И вот все стихло. Что-то мохнатое горбом торчало из снега. Возле этого горба в скорченной позе лежал Витя. Филя бросился к нему.

– Ты ранен?

– Когтем задел. Вот, – он приподнял полу куртки, и Филя увидел длинную рваную рану, рассекшую бедро там, где его уже не прикрывала кольчуга.

– Надо остановить кровь.

– Просто царапина, – простонал Витя. – Нет времени, пошли!

– Куда торопиться? Домик теперь наш. Лежи!

– Нет, я убил его.

Убил хранителя!

– Что же ты натворил?! – закричал Филя. – Я думал, ты его ранил. Нельзя было убивать.

– Знаю! Скоро все исчезнет. Помоги мне встать.

Филя схватил Витю подмышки, но тот, приподнявшись, уцепился за его плечо и неловко расставил ноги.

– Зажми рану, – сказал Филя, увидев, что за ними тянется кровавый след. Не капли, не стуйка – поток! Так он долго не протянет. Витино лицо на глазах серело.

– Ничего, – прохрипел он. – До свадьбы заживет.

Филя влез первым, затем втянул Витю. Внутри было удивительно тепло и сухо. Комнату освещали сотни свечей, воткнутых как попало в небольшие висячие светильники. Воск не плавился и не таял, словно был нечувствителен к огню. У дальней стены виднелись три двери. Больше в комнате не было ничего – ни мебели, ни людей, ни духов.

Дом затрясся, заскрипел каждой доской, всеми половицами сразу, и Витя с воплем «уууу!» повалился на колени.

– Держись за меня! – сказал Филя, приподнимая его.

– Быстрей! – простонал тот. – Ищи ее.

– Кого?

– Щель!

Филя оставил Витю и оббежал комнату по периметру, лихорадочно ощупывая стены, как слепец. Бревна сруба местами растрескались, но нигде не было проема хотя бы в мизинец шириной. Светильники неистово качались, дом ходил ходуном.

– Ну? – спросил Витя в раздражении. – Нашел?

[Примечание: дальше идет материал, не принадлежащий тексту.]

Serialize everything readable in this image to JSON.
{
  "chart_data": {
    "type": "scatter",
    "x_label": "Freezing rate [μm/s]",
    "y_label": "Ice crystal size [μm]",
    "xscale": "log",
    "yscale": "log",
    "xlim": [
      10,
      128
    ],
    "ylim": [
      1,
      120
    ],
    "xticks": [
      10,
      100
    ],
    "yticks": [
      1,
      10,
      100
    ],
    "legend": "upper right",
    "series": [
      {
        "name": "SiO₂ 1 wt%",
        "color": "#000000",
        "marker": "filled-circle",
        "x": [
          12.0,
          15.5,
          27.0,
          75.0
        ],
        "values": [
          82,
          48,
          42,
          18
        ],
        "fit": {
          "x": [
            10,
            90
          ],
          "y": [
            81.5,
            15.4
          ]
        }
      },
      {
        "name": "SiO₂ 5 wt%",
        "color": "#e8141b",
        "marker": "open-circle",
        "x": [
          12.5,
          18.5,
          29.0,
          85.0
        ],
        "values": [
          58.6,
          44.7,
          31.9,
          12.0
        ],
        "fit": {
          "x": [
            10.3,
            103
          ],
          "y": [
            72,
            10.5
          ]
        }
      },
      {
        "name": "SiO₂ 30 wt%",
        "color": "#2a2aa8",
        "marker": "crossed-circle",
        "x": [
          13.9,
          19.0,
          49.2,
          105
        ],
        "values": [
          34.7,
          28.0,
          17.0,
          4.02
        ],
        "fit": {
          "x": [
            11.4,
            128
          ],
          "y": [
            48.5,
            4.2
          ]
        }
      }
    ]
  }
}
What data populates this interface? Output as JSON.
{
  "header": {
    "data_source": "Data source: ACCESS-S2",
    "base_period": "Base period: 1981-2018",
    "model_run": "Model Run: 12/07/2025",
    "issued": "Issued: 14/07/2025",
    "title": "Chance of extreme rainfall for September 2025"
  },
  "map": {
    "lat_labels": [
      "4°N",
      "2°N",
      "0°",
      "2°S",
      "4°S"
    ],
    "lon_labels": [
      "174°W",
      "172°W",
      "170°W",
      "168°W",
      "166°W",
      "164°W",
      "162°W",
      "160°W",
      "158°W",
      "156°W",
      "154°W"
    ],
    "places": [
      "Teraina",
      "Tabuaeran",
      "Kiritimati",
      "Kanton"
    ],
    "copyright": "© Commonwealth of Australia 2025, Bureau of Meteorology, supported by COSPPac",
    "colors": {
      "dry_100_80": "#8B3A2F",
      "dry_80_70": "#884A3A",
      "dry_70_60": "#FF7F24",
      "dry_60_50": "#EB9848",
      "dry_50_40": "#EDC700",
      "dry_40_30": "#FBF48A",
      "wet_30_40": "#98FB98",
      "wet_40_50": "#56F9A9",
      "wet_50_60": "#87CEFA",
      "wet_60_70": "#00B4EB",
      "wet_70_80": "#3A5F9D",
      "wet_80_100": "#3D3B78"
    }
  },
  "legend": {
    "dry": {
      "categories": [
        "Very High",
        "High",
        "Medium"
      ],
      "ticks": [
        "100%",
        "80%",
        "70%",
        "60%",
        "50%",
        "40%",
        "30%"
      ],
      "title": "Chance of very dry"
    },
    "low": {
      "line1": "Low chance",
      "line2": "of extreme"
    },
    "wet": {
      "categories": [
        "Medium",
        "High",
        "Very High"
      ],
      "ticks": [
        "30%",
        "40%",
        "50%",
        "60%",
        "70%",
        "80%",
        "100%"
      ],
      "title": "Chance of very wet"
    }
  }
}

– Нет! Ничего нет! Ты уверен, что щель?

– Я ни в чем уже не уверен.

– Тут двери. Может, там?

Витя приподнялся из последних сил и встал у стены, тяжело дыша. Он сжал ткань штанины, и руки его стали багровыми.

– Точно! Щель за дверью, открывай… – Витя осекся, зажмурившись от боли.

– Их три. Какую? Витя, не молчи! Эта хибара сейчас рухнет.

– Любую! Черт, любую!!

Но Филя знал, что так нельзя. Внутренности сдавило, зубы застучали. Он подошел к ближайшей двери и уставился на нее. Не было ни замка, ни ручки. Что ж, просто толкнуть ее и влететь навстречу неизвестности, а то и смерти? Филя отступил на шаг и на секунду смежил глаза, стараясь отрешиться от грохота, с которым домик уходил в небытие. Перед его мысленным взором всплыла буква «Глаголь». Она порхала, то проседая до пола, то взмывая к потолку. Филя напряг всю свою волю и изгнал букву. Вместо нее в чернильной пустоте появилась светящаяся строка «Вечная слава». Филя открыл глаза: дверь висела в своих петлях мертвым грузом, неподвижная, серая, в неряшливых завитушках.

– Ты чего там встал? – кричал Витя, видно, уже не в первый раз. – Потолок падает. Нам крышка!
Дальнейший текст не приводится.